Reste que les problèmes pratiques que j’évoquais tout à l’heure demeurent. Une société où les prêteurs remettraient les dettes est-elle possible ? Si l’invitation de Néhémie n’aboutit qu’à convaincre les créanciers d’éviter à l’avenir de prêter du blé aux personnes dans le besoin à quoi bon ? Aujourd’hui, lorsque certains se demandent si aider fait sens sachant que l’aide ne permet pas vraiment de changer la situation de ceux qui sont aidés, ils posent une question assez similaire. À quoi bon agir en accord avec des valeurs aussi élevées que celles de la foi chrétienne si cela ne change pas vraiment le monde dans lequel nous vivons ?

Cette question à quelque chose de vertigineux.

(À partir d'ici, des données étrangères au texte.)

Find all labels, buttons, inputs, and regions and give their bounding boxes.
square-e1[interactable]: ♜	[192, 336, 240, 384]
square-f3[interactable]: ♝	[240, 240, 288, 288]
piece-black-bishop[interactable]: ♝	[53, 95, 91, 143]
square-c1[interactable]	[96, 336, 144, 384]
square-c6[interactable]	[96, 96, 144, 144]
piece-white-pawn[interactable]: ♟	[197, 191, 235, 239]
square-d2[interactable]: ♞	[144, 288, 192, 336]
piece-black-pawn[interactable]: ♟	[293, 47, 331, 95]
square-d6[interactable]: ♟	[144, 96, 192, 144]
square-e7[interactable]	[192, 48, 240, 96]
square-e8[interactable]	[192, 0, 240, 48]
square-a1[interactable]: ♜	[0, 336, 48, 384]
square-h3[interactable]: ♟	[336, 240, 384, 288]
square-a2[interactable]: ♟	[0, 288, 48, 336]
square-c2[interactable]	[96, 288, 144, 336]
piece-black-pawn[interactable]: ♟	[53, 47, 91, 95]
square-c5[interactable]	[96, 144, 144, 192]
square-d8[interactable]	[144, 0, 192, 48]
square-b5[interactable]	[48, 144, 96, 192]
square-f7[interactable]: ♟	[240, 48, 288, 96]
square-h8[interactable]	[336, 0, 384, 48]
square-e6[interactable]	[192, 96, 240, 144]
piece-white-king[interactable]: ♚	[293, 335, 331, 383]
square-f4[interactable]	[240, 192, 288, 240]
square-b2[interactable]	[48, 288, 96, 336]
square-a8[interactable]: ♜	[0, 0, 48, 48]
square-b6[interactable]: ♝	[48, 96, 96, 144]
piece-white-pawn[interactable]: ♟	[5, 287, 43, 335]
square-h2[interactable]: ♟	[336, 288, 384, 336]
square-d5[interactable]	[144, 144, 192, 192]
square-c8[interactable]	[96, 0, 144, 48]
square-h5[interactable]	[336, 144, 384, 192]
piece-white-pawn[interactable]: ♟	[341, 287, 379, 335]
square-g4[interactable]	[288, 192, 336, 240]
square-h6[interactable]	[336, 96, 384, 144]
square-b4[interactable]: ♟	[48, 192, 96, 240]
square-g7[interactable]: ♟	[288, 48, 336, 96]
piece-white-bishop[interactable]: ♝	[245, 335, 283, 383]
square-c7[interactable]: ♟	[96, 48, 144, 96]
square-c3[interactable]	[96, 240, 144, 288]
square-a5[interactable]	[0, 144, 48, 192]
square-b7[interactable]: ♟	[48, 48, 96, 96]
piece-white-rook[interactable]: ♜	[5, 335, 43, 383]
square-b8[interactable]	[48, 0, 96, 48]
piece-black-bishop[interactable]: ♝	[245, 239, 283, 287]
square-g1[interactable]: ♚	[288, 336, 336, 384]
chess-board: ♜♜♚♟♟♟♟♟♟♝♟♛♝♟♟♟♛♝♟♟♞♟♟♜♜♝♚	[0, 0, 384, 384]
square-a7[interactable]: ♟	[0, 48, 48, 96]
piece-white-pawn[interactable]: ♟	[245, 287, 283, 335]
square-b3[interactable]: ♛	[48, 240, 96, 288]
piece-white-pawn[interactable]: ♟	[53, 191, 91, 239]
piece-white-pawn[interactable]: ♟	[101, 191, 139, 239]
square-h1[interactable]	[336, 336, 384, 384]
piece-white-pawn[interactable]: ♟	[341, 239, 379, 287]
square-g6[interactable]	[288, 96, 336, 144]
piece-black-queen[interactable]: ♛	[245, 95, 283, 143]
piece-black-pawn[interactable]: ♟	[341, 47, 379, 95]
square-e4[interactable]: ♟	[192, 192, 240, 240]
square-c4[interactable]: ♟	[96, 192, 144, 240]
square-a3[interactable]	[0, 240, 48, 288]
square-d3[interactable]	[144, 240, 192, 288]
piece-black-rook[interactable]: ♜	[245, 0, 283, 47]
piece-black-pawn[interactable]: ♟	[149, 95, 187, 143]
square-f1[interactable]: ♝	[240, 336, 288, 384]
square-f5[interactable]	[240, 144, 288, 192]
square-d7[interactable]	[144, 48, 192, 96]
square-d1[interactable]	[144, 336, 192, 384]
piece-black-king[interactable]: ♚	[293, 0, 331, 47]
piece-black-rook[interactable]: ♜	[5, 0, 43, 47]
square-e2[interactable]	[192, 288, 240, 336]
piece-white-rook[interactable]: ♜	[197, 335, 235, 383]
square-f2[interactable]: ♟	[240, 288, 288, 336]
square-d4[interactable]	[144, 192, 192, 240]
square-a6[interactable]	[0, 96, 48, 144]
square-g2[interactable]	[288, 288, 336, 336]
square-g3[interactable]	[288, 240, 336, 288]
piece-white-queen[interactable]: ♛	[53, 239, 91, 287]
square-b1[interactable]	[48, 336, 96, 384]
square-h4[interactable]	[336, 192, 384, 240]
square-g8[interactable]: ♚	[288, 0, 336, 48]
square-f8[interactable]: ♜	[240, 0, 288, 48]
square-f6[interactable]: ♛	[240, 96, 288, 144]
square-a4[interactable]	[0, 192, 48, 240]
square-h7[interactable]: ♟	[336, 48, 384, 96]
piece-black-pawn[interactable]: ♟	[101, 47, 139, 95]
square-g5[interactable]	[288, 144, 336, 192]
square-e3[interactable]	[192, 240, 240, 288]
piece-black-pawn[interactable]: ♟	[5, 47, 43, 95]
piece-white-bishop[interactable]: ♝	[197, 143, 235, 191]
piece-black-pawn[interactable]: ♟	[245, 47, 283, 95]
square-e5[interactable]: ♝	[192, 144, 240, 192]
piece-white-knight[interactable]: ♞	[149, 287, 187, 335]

Je pense qu’au moins deux voies peuvent nous conduire, avec Néhémie, à développer nos actions bienveillantes même si à vues humaines leurs portées semblent très limitées.

D’une part, nos actions sont les témoignages de nos valeurs. En effet, au travers d’actions qui ne semblent peut-être que des gouttes d’eau dans la mer des malheurs du monde, nous rendons visible aux yeux des autres, et aussi à nos propres yeux, quelles sont nos valeurs et quel poids nous leur accordons.

D’autre part, développer une action apparemment un peu folle – comme celle de Néhémie et de ses riches concitoyens lorsqu’ils remettent des dettes sans aucune compensation – élargit notre regard. Ce qui paraissait impossible devient soudain une réalité, ici et maintenant. Cette folie n’est peut-être présente qu’un bref instant, une seule fois, mais elle a ouvert le champ des possibles. Tout d’un coup se déploie devant l’autre, devant soi, un nouvel imaginaire. Le monde n’est pas forcément hostile, le destin funeste n’est pas une nécessité, les hommes et les femmes ne placent pas toujours leur propres intérêts avant ceux des autres. Un autre monde est possible, un bref instant, par les actions de Néhémie, par les miennes, l’utopie n’en est plus une, elle est devenue la réalité.

C’est cela la foi : croire en dépit de la logique et ainsi contribuer à faire advenir un autre monde.

Amen.

pasteur Marc Pernot

Textes de la Bible

Néhémie 5,1-13

(1) Il s’éleva de la part des gens du peuple et de leurs femmes une grande plainte contre leurs frères judéens. (2) Les uns disaient : nous, nos fils et nos filles, nous sommes nombreux ; nous voulons recevoir du blé, afin de pouvoir manger et vivre. (3) D’autres disaient : nous engageons nos champs, nos vignes et nos maisons, pour recevoir du blé pendant la famine. (4) D’autres disaient : nous avons emprunté de l’argent sur nos champs et nos vignes pour le tribut du roi. (5) Pourtant notre chair est comme la chair de nos frères, nos fils sont comme leurs fils ; nous réduisons à l’esclavage nos fils et nos filles ; plusieurs de nos filles y sont déjà réduites, nous sommes sans res-sources, nos champs et nos vignes appartiennent à d’autres.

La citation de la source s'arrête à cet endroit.